DÜN... BEN
Dün küçük bir kız geldi
çat kapı.
"Buyur!" dedim,
geçti oturdu baş köşede
en rahat koltuğa.
Elinde tek kollu bebeği,
saçları iki örgü.
Umursamaz, aldırmaz
hatta arsız biraz.
"Ne istersin?" dedim...
"Kahve lütfen..." dedi
ayak ayak üstüne atarken beceriksizce.
Minicik oyuncak fincanlarda kahve, yanında iki düğme... çikolatalı kurabiye niyetine.
"Eee..." dedi "Ne var ne yok, çok değişti mi dünya?

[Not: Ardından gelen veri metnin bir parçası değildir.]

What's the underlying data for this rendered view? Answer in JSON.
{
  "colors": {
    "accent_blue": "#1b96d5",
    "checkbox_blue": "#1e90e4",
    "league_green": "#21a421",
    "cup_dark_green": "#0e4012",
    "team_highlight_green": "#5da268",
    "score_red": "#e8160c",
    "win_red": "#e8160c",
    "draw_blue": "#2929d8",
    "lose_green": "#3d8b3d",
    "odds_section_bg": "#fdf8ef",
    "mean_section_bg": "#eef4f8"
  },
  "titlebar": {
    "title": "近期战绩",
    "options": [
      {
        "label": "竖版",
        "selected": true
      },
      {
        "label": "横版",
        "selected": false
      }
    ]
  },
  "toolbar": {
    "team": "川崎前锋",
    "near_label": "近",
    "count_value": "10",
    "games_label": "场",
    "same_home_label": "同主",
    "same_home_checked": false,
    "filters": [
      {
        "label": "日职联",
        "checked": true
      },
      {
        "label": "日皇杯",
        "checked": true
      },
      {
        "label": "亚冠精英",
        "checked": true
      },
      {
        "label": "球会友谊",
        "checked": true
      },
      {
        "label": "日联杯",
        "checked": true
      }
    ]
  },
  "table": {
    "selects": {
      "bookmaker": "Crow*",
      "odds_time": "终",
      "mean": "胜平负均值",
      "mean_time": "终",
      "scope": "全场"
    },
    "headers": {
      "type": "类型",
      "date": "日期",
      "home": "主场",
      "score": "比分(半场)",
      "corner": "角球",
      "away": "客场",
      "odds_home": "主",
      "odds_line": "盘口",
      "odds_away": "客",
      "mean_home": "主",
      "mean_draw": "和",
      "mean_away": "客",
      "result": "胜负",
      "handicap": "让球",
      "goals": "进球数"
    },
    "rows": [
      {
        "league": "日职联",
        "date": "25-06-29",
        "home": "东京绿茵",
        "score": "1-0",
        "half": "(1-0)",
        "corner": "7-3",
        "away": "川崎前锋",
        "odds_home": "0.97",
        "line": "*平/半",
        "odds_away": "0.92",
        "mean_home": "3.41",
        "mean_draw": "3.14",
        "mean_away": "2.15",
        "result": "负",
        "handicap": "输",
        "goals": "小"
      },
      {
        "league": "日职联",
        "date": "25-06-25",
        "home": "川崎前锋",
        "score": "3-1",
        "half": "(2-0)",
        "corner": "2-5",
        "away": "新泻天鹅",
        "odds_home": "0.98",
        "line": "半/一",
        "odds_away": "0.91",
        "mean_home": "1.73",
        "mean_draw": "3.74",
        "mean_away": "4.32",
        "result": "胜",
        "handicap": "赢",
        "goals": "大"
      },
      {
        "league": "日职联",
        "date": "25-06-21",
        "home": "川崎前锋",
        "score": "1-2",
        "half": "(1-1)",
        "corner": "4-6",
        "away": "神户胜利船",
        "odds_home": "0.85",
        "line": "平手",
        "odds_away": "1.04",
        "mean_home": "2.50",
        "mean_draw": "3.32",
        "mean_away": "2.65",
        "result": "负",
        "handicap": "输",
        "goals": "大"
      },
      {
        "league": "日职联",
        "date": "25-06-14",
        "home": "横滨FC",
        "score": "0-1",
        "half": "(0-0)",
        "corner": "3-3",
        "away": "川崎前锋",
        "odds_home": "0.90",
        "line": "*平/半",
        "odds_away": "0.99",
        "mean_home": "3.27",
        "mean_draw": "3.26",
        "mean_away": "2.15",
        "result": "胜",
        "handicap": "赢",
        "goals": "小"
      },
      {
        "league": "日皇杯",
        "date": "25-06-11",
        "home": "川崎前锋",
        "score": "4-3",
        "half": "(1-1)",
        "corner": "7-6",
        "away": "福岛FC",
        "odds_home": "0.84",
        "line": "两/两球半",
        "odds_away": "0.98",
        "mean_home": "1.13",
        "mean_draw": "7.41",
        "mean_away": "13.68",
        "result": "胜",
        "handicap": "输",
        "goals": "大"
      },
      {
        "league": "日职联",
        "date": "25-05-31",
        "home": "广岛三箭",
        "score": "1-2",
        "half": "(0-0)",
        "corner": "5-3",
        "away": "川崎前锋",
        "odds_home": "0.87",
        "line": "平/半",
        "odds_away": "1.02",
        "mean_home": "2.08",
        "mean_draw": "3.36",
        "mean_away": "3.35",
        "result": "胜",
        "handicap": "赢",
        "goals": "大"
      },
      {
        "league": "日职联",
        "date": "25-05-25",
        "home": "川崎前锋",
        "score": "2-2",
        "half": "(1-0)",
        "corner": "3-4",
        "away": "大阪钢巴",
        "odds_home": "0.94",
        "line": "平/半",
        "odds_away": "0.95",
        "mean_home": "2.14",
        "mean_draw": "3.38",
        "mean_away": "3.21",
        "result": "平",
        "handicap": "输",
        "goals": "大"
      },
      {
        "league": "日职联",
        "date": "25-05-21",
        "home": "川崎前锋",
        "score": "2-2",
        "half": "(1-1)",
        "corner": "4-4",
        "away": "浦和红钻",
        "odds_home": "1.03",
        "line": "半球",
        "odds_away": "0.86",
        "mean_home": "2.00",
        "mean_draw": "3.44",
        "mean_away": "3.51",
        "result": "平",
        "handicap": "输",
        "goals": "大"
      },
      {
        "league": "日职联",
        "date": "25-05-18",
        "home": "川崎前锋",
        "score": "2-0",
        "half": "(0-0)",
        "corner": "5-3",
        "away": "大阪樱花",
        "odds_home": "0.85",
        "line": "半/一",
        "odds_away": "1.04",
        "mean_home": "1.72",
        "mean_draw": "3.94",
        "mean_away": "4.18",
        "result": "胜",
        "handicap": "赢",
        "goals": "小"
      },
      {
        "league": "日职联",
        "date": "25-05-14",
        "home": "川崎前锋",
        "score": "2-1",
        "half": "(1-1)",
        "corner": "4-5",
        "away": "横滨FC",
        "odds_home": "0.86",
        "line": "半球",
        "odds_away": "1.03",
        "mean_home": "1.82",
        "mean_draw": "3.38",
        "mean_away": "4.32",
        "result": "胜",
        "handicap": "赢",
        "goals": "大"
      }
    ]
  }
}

Oyuncaklar mı değişti en çok, şekerlemeler mi?"
"Değişti...
Her şey değişti.
Her şey öyle çok ki artık..?"
Minicik ellerini çırptı neşeyle, "Yaşasınn! Ne güzell!"
"Annem-babam...
Kızıyorlar mı hala,
erken yatmadın diye..?
"Annem- babam...
Yoklar artık..." dedim.
Anlamadı ...
"Şu karşı duvardaki
kocaman şey de nedir..?"
"Televizyon o.
İçinde tüm dünya var."
"Aaa! Sahi mii?
Hadi göstersene göstersene!"
"Peki" dedim
isteksizce bastım düğmesine.
Donmuş gibi kalakaldı izledikleri karşısında.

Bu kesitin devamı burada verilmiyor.